Ter direito a uma morte digna

A ambição da dignidade na morte, como na vida, é comum a todas as pessoas. Querer morrer sem sofrimento, seja ele físico, psicológico ou espiritual, é um anseio comum a todos os seres humanos, mesmo que raramente pensem no fim dos seus dias.


A morte, talvez o único tabu da nossa sociedade, surge com nome e cara na comunicação social, frequentemente através de pessoas em grande sofrimento que pedem ajuda para pôr termo às suas vidas e que conseguem o seu objectivo. Chamam-lhe o direito a uma “morte digna” e captam a atenção do público, pelo imenso sofrimento exposto e por se lhe ter conseguido pôr um fim, acabando com o que sofre, à margem da lei e da ética. Serão sempre casos de eutanásia?

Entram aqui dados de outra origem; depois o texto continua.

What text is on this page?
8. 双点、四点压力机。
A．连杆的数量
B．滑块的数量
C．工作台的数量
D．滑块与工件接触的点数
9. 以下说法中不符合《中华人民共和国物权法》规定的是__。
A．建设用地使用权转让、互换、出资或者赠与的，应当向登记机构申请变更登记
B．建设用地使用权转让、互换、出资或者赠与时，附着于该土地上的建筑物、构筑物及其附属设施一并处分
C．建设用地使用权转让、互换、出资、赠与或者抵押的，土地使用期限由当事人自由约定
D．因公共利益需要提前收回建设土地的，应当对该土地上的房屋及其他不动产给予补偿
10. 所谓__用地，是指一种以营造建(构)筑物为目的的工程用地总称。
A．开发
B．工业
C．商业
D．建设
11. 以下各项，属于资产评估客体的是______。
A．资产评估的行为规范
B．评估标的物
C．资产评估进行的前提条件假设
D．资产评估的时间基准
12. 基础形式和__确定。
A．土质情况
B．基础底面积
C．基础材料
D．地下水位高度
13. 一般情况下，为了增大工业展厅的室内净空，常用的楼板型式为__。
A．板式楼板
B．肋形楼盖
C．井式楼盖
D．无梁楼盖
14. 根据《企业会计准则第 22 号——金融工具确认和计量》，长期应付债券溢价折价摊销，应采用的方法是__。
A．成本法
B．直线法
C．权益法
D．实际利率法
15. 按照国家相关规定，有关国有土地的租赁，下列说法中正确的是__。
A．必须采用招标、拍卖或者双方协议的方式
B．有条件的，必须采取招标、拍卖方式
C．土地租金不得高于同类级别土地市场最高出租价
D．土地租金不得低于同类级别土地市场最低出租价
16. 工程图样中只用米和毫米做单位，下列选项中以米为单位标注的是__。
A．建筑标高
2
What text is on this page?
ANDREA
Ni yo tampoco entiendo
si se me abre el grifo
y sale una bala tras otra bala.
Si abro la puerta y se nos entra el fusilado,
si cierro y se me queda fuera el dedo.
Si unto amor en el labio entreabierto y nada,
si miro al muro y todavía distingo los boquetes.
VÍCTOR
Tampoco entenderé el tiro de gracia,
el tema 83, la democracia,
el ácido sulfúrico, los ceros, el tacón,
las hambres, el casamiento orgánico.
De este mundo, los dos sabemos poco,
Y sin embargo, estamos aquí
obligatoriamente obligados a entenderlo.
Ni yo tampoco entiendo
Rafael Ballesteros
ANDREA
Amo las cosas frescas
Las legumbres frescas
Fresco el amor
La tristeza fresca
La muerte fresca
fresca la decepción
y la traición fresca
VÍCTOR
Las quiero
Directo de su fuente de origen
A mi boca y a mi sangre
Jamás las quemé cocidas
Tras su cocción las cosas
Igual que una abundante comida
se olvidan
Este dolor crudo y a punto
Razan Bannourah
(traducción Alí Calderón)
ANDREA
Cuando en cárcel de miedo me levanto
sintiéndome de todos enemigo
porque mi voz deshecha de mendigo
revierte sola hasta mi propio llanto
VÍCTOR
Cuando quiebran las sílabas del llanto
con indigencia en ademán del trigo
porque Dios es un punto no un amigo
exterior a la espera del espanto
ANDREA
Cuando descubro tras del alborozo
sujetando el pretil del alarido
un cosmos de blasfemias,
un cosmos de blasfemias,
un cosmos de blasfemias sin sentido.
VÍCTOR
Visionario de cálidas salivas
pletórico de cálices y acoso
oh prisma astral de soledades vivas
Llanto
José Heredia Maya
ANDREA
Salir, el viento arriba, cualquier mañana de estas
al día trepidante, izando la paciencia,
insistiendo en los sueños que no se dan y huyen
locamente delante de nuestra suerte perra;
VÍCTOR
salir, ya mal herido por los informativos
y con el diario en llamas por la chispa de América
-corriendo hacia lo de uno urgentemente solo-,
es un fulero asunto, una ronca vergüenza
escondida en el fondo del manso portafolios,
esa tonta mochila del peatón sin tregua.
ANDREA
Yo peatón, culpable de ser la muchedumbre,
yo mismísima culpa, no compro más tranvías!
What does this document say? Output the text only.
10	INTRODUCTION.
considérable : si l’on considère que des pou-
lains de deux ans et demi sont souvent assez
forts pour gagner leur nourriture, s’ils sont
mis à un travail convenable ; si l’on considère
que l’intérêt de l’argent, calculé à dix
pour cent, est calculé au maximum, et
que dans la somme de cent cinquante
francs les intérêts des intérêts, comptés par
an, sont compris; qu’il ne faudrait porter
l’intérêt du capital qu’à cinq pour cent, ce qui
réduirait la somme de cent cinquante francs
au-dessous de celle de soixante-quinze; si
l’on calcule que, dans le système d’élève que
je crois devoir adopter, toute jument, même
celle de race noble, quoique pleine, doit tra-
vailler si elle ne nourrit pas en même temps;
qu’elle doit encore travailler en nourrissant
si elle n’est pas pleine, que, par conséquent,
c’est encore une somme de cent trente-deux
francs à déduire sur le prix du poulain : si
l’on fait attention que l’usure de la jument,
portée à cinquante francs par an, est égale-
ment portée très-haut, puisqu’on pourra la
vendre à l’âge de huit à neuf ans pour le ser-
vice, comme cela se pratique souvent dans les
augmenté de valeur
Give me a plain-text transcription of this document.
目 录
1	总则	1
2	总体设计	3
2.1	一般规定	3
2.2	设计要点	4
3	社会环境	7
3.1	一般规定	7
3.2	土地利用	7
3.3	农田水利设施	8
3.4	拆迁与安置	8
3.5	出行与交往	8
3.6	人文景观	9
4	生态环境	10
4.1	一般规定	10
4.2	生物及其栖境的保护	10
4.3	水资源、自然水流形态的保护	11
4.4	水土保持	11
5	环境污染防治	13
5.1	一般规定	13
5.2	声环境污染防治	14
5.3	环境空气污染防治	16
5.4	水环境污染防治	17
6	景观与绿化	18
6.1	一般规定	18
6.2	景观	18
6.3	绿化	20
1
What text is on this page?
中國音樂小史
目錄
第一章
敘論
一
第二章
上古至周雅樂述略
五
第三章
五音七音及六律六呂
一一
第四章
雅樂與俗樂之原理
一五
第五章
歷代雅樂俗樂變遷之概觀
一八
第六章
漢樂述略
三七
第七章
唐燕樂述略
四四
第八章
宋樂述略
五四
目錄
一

Entende-se como eutanásia uma acção ou uma omissão com intenção de provocar a morte de uma pessoa para pôr fim ao seu sofrimento e a pedido desta. É certamente o que aconteceu com alguns dos casos internacionais focados pela comunicação social, que ao associar este termo ao conceito de “morte digna” o tornam limitado e muito redutor, já que aparentemente só teriam dignidade na morte aqueles a quem é tirada intencionalmente a vida, para pôr fim ao seu sofrimento.


Mas não terá sido isso que aconteceu noutros casos também destacados pela comunicação social, em que o sofrimento de doentes incuráveis foi prolongado pelo encarniçamento terapêutico, através da aplicação de acções desproporcionadas relativamente aos benefícios que delas se podia esperar – o que é eticamente reprovável – e em que essas medidas foram posteriormente (e bem!!!) retiradas.

Decidir terminar com essa acção, que se considera uma futilidade terapêutica, é proporcionar uma vida e uma “morte digna” ao doente e seguir uma boa prática médica. É aceitar que a vida tem limites e que termina naturalmente na morte, o que pode resultar difícil para familiares, amigos e até para alguns profissionais de saúde. O triunfalismo resultante da cura de algumas doenças fez com que se tenha como ilusão e falsa certeza que os médicos só servem para curar e também de que as pessoas têm que ser mantidas vivas a qualquer custo. Não é assim. Entre os fins primeiros da Medicina estão o não-abandono do doente e a redução do sofrimento, mesmo quando a doença não se cura. E a não-cura não pode ser entendida como uma derrota pessoal, um baixar de braços ou um fracasso, como tantas vezes se ouve.


A realidade portuguesa é, infelizmente, pouco mostrada. São Pessoas, anónimas,  que vivem (e depois morrem...), todos os dias, com grande sofrimento. São Pessoas com doenças avançadas, incuráveis e progressivas a quem é dito que “já não há nada a fazer”, retirando-lhes – a eles e às suas famílias – a esperança de uma “morte digna”, com os cuidados de saúde a que deveriam ter direito.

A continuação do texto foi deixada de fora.